🛂 Políticas e gates por nível de aplicação
Nem todas as aplicações requerem o mesmo nível de segurança, mas todas devem obedecer a políticas claras, proporcionais ao seu risco. Esta prática define a aplicação automatizada de políticas, gates e controlos por nível de aplicação, garantindo que:
- A criticidade dita o rigor dos mecanismos de controlo;
- O bypass só é possível mediante justificação formal e auditável.
A ausência de política clara leva inevitavelmente a pipelines inconsistentes e permissivos.
🎯 Objetivos
- Impedir que aplicações críticas avancem no pipeline sem validações obrigatórias;
- Assegurar que políticas de segurança são aplicadas de forma coerente, automática e auditável;
- Prevenir bypass informal de etapas críticas no CI/CD.
🛠️ Práticas
-
Classificação explícita da aplicação (L1–L3)
- O nível de risco da aplicação deve estar definido (ex: em ficheiro
.risk-level.yml, variável de ambiente, tag do repositório); - Essa classificação deve condicionar o comportamento do pipeline.
- O nível de risco da aplicação deve estar definido (ex: em ficheiro
-
Aplicação condicional de políticas e controlos
- Aplicações L3 requerem proveniência assinada, revisão formal de findings, cobertura mínima, etc.;
- As políticas devem ser codificadas diretamente no pipeline (ex: YAML templates, workflows condicionais, policy-as-code).
-
Gates de segurança automáticos e bloqueantes
- Verificações automatizadas devem impedir o avanço do pipeline se controlos não forem cumpridos;
- Devem ser obrigatórios para níveis L2 e L3 (ex: SAST, coverage, SBOM, análise de findings).
-
Gestão formal de exceções e bypass
- Exceções devem ser registadas, justificadas e aprovadas formalmente (ex: via
change request); - Não é permitido avançar com aplicações críticas sem validação explícita de segurança.
- Exceções devem ser registadas, justificadas e aprovadas formalmente (ex: via
-
Revisão e atualização periódica das políticas
- As políticas devem ser mantidas em templates versionados e auditáveis;
- Deve haver mecanismo de verificação da versão da política aplicada (ex:
policy-version.yml).
⚖️ Aplicação proporcional por nível de risco
| Nível | Requisitos de política | Critérios de bloqueio |
|---|---|---|
| L1 | Regras básicas (ex: build clean, SAST leve) | Build falha com erro crítico |
| L2 | Findings validados; cobertura mínima; segredos verificados | Findings de severidade alta impedem promoção |
| L3 | Gates completos: SAST, DAST, IaC, SBOM, proveniência | Só avança com aprovação formal de segurança |
📌 Exemplos práticos
-
GitHub Actions
- Workflows condicionais com
.risk-level.yml; required status checkspara gates específicos (SAST passed, coverage OK).

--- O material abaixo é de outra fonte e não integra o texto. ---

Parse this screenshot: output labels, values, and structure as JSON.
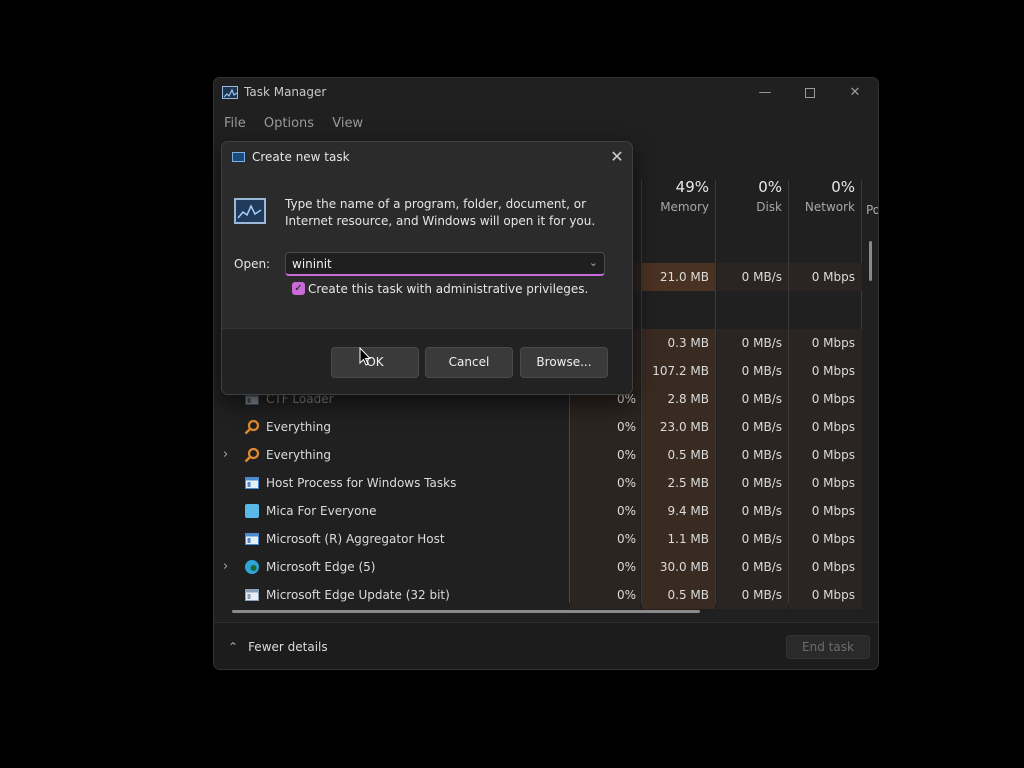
{
  "window": {
    "title": "Task Manager",
    "menu": [
      "File",
      "Options",
      "View"
    ]
  },
  "columns": {
    "memory": {
      "pct": "49%",
      "label": "Memory"
    },
    "disk": {
      "pct": "0%",
      "label": "Disk"
    },
    "network": {
      "pct": "0%",
      "label": "Network"
    },
    "power_partial": "Po"
  },
  "rows": [
    {
      "name": "",
      "cpu": "",
      "memory": "21.0 MB",
      "disk": "0 MB/s",
      "network": "0 Mbps",
      "icon": "app-icon",
      "chevron": false
    },
    {
      "name": "",
      "cpu": "",
      "memory": "0.3 MB",
      "disk": "0 MB/s",
      "network": "0 Mbps",
      "icon": "app-icon",
      "chevron": false
    },
    {
      "name": "",
      "cpu": "",
      "memory": "107.2 MB",
      "disk": "0 MB/s",
      "network": "0 Mbps",
      "icon": "app-icon",
      "chevron": false
    },
    {
      "name": "CTF Loader",
      "cpu": "0%",
      "memory": "2.8 MB",
      "disk": "0 MB/s",
      "network": "0 Mbps",
      "icon": "ctf-loader-icon",
      "chevron": false
    },
    {
      "name": "Everything",
      "cpu": "0%",
      "memory": "23.0 MB",
      "disk": "0 MB/s",
      "network": "0 Mbps",
      "icon": "everything-search-icon",
      "chevron": false
    },
    {
      "name": "Everything",
      "cpu": "0%",
      "memory": "0.5 MB",
      "disk": "0 MB/s",
      "network": "0 Mbps",
      "icon": "everything-search-icon",
      "chevron": true
    },
    {
      "name": "Host Process for Windows Tasks",
      "cpu": "0%",
      "memory": "2.5 MB",
      "disk": "0 MB/s",
      "network": "0 Mbps",
      "icon": "window-app-icon",
      "chevron": false
    },
    {
      "name": "Mica For Everyone",
      "cpu": "0%",
      "memory": "9.4 MB",
      "disk": "0 MB/s",
      "network": "0 Mbps",
      "icon": "mica-icon",
      "chevron": false
    },
    {
      "name": "Microsoft (R) Aggregator Host",
      "cpu": "0%",
      "memory": "1.1 MB",
      "disk": "0 MB/s",
      "network": "0 Mbps",
      "icon": "window-app-icon",
      "chevron": false
    },
    {
      "name": "Microsoft Edge (5)",
      "cpu": "0%",
      "memory": "30.0 MB",
      "disk": "0 MB/s",
      "network": "0 Mbps",
      "icon": "edge-icon",
      "chevron": true
    },
    {
      "name": "Microsoft Edge Update (32 bit)",
      "cpu": "0%",
      "memory": "0.5 MB",
      "disk": "0 MB/s",
      "network": "0 Mbps",
      "icon": "edge-update-icon",
      "chevron": false
    }
  ],
  "footer": {
    "fewer_details": "Fewer details",
    "end_task": "End task"
  },
  "dialog": {
    "title": "Create new task",
    "message": "Type the name of a program, folder, document, or Internet resource, and Windows will open it for you.",
    "open_label": "Open:",
    "open_value": "wininit",
    "admin_checkbox_label": "Create this task with administrative privileges.",
    "admin_checked": true,
    "ok": "OK",
    "cancel": "Cancel",
    "browse": "Browse..."
  },
  "colors": {
    "accent": "#c86ad8",
    "background": "#202020",
    "dialog": "#2b2b2b"
  }
}
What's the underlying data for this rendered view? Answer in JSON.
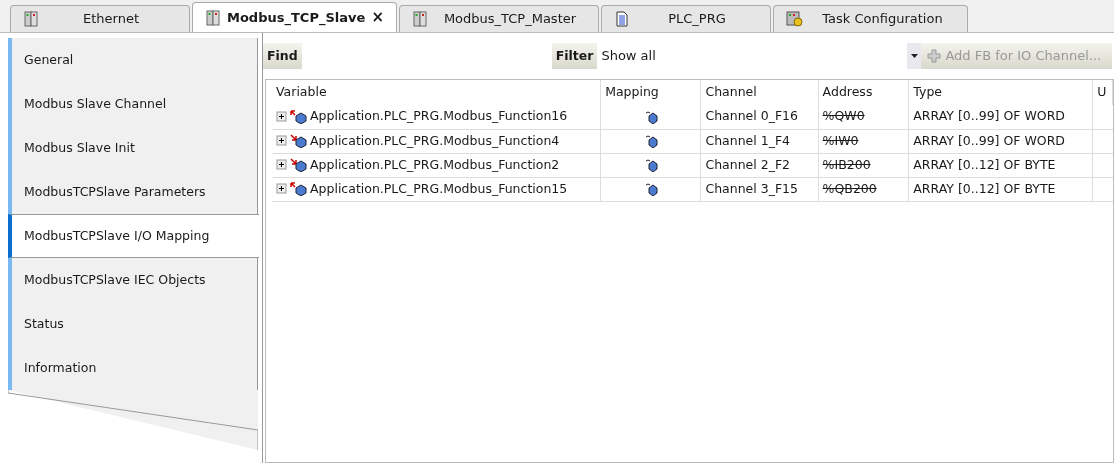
{
  "tabs": [
    {
      "label": "Ethernet",
      "kind": "device",
      "selected": false
    },
    {
      "label": "Modbus_TCP_Slave",
      "kind": "device",
      "selected": true,
      "close": "×"
    },
    {
      "label": "Modbus_TCP_Master",
      "kind": "device",
      "selected": false
    },
    {
      "label": "PLC_PRG",
      "kind": "program",
      "selected": false
    },
    {
      "label": "Task Configuration",
      "kind": "task",
      "selected": false
    }
  ],
  "sidebar": {
    "items": [
      {
        "label": "General",
        "selected": false
      },
      {
        "label": "Modbus Slave Channel",
        "selected": false
      },
      {
        "label": "Modbus Slave Init",
        "selected": false
      },
      {
        "label": "ModbusTCPSlave Parameters",
        "selected": false
      },
      {
        "label": "ModbusTCPSlave I/O Mapping",
        "selected": true
      },
      {
        "label": "ModbusTCPSlave IEC Objects",
        "selected": false
      },
      {
        "label": "Status",
        "selected": false
      },
      {
        "label": "Information",
        "selected": false
      }
    ]
  },
  "toolbar": {
    "find_label": "Find",
    "filter_label": "Filter",
    "filter_value": "Show all",
    "add_button": {
      "label": "Add FB for IO Channel...",
      "disabled": true
    }
  },
  "table": {
    "columns": [
      "Variable",
      "Mapping",
      "Channel",
      "Address",
      "Type",
      "U"
    ],
    "rows": [
      {
        "variable": "Application.PLC_PRG.Modbus_Function16",
        "kind": "output",
        "channel": "Channel 0_F16",
        "address": "%QW0",
        "address_struck": true,
        "type": "ARRAY [0..99] OF WORD"
      },
      {
        "variable": "Application.PLC_PRG.Modbus_Function4",
        "kind": "input",
        "channel": "Channel 1_F4",
        "address": "%IW0",
        "address_struck": true,
        "type": "ARRAY [0..99] OF WORD"
      },
      {
        "variable": "Application.PLC_PRG.Modbus_Function2",
        "kind": "input",
        "channel": "Channel 2_F2",
        "address": "%IB200",
        "address_struck": true,
        "type": "ARRAY [0..12] OF BYTE"
      },
      {
        "variable": "Application.PLC_PRG.Modbus_Function15",
        "kind": "output",
        "channel": "Channel 3_F15",
        "address": "%QB200",
        "address_struck": true,
        "type": "ARRAY [0..12] OF BYTE"
      }
    ]
  }
}
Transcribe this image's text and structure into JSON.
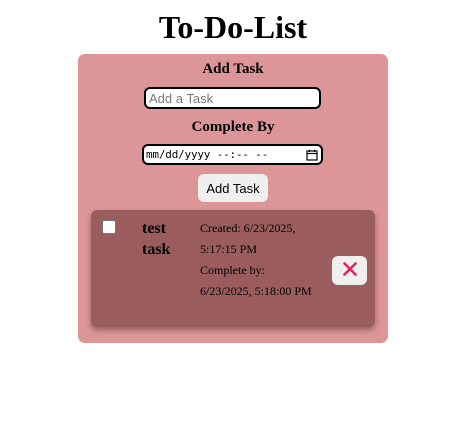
{
  "header": {
    "title": "To-Do-List"
  },
  "form": {
    "add_task_label": "Add Task",
    "task_input": {
      "placeholder": "Add a Task",
      "value": ""
    },
    "complete_by_label": "Complete By",
    "complete_by_input": {
      "display": "mm/dd/yyyy --:-- --",
      "icon": "calendar-icon"
    },
    "add_button_label": "Add Task"
  },
  "tasks": [
    {
      "name": "test task",
      "completed": false,
      "created": "Created: 6/23/2025, 5:17:15 PM",
      "complete_by": "Complete by: 6/23/2025, 5:18:00 PM",
      "delete_icon": "close-icon"
    }
  ],
  "colors": {
    "panel_bg": "#dd9697",
    "card_bg": "#9a5c5c",
    "delete_icon": "#e0245e"
  }
}
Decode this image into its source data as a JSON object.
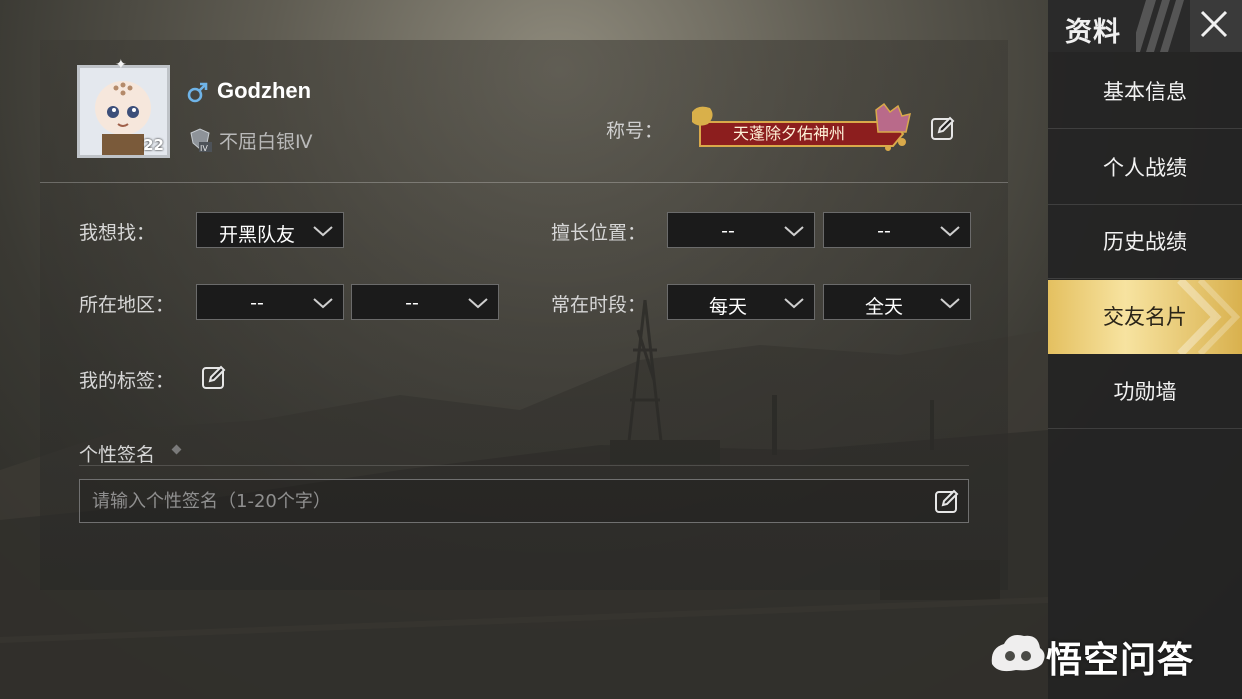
{
  "profile": {
    "username": "Godzhen",
    "level": "22",
    "rank": "不屈白银Ⅳ",
    "title_label": "称号：",
    "title_name": "天蓬除夕佑神州"
  },
  "form": {
    "looking_for": {
      "label": "我想找：",
      "value": "开黑队友"
    },
    "position": {
      "label": "擅长位置：",
      "value1": "--",
      "value2": "--"
    },
    "region": {
      "label": "所在地区：",
      "value1": "--",
      "value2": "--"
    },
    "time": {
      "label": "常在时段：",
      "value1": "每天",
      "value2": "全天"
    },
    "tags": {
      "label": "我的标签："
    },
    "signature": {
      "label": "个性签名",
      "placeholder": "请输入个性签名（1-20个字）"
    }
  },
  "sidebar": {
    "title": "资料",
    "items": [
      {
        "label": "基本信息",
        "active": false
      },
      {
        "label": "个人战绩",
        "active": false
      },
      {
        "label": "历史战绩",
        "active": false
      },
      {
        "label": "交友名片",
        "active": true
      },
      {
        "label": "功勋墙",
        "active": false
      }
    ]
  },
  "watermark": {
    "text": "悟空问答"
  },
  "colors": {
    "accent_gold": "#e9c96a",
    "gender_blue": "#6fb4e8",
    "banner_red": "#8c1e1e"
  },
  "icons": [
    "male-icon",
    "rank-badge-icon",
    "edit-icon",
    "chevron-down-icon",
    "close-icon",
    "wukong-logo-icon"
  ]
}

- Workflows condicionais com
-
GitLab CI
rules:com variáveis comoAPP_CRITICALITY=L3;- Etapas
when: manualcom aprovação de segurança para L3.
-
Azure DevOps
Environmentscomapproval gatesebranch protection;- YAML + políticas de branch para enforce condicional.
-
Jenkins
- Uso de
when { expression { isCritical() } }para ativar etapas reforçadas; - Integração com ferramentas de policy-as-code (ex: Open Policy Agent - OPA).
- Uso de
📉 Riscos mitigados
- Deploys de aplicações críticas sem validação obrigatória (OSC&R: CI0006, CI0014);
- Divergência entre política organizacional e o que o pipeline aplica;
- Bypass informal ou acidental de etapas de segurança (OSC&R: CI0002).